One day I realized that her poetry had become less moody, and that her laughter had lengthened and brightened, and that she had been taking more care of her long black hair, pinning it up in elaborate loops, and that her dark eyes had acquired a happy gleam. I was proud of hearing her say “I love you” in the exhaustion that followed the peak of her pleasure, but I knew that it was not necessarily a statement of great depth and importance. It was the day she lifted her smiling eyes on me with no apparent cause, while I was passing by her study’s door one day, and told me “I love you” that I understood with a suddenly painful piercing of my heart that the same thing had happened to my wife that had happened to me. She had fallen in love with me.

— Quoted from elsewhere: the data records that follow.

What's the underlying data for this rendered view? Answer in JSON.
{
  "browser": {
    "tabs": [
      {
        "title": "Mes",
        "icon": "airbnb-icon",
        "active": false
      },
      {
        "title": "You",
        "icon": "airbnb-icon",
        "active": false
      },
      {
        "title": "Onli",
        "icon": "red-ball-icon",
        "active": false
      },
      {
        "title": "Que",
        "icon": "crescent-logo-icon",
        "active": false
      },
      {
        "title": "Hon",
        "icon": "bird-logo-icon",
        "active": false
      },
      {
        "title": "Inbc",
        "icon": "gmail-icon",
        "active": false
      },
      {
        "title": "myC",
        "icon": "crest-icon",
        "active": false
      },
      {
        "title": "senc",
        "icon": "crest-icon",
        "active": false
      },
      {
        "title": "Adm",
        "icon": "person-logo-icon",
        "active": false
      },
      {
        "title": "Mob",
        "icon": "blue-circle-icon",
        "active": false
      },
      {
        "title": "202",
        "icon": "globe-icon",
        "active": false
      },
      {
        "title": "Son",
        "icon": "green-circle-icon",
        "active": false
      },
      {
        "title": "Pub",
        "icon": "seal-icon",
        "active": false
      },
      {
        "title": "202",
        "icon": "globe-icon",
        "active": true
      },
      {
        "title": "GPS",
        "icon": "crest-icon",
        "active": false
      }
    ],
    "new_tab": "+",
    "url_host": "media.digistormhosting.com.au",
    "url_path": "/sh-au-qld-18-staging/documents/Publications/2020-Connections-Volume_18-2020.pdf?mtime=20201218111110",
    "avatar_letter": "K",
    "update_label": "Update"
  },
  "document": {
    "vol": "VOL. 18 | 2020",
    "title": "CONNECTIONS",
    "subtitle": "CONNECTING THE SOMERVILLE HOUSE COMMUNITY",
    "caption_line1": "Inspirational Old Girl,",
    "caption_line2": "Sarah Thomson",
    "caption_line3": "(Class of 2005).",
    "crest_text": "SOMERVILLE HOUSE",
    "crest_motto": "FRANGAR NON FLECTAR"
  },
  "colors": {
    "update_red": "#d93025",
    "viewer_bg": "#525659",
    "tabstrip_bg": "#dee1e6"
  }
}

We were not particularly worried about the fact that we had conceived no child. After all, we had had tests and everything was in order, and heavens know we were not sparing in our efforts to produce an heir. We took it for granted it would happen, sooner or later.
We stood in front of my father one glorious winter morning, almost exactly five years after our marriage, and he spelled things out for us. Our eyes were cast down. We felt guilty and ashamed, despite the number of times he repeated that it was not our fault. But most of all, we felt terrified. Her hand twitched with the same desire I had for her reassuring touch, a grip that might reassure us that, no matter what the future could bring, she was there now, solid and substantial and present. But we did not dare to reach.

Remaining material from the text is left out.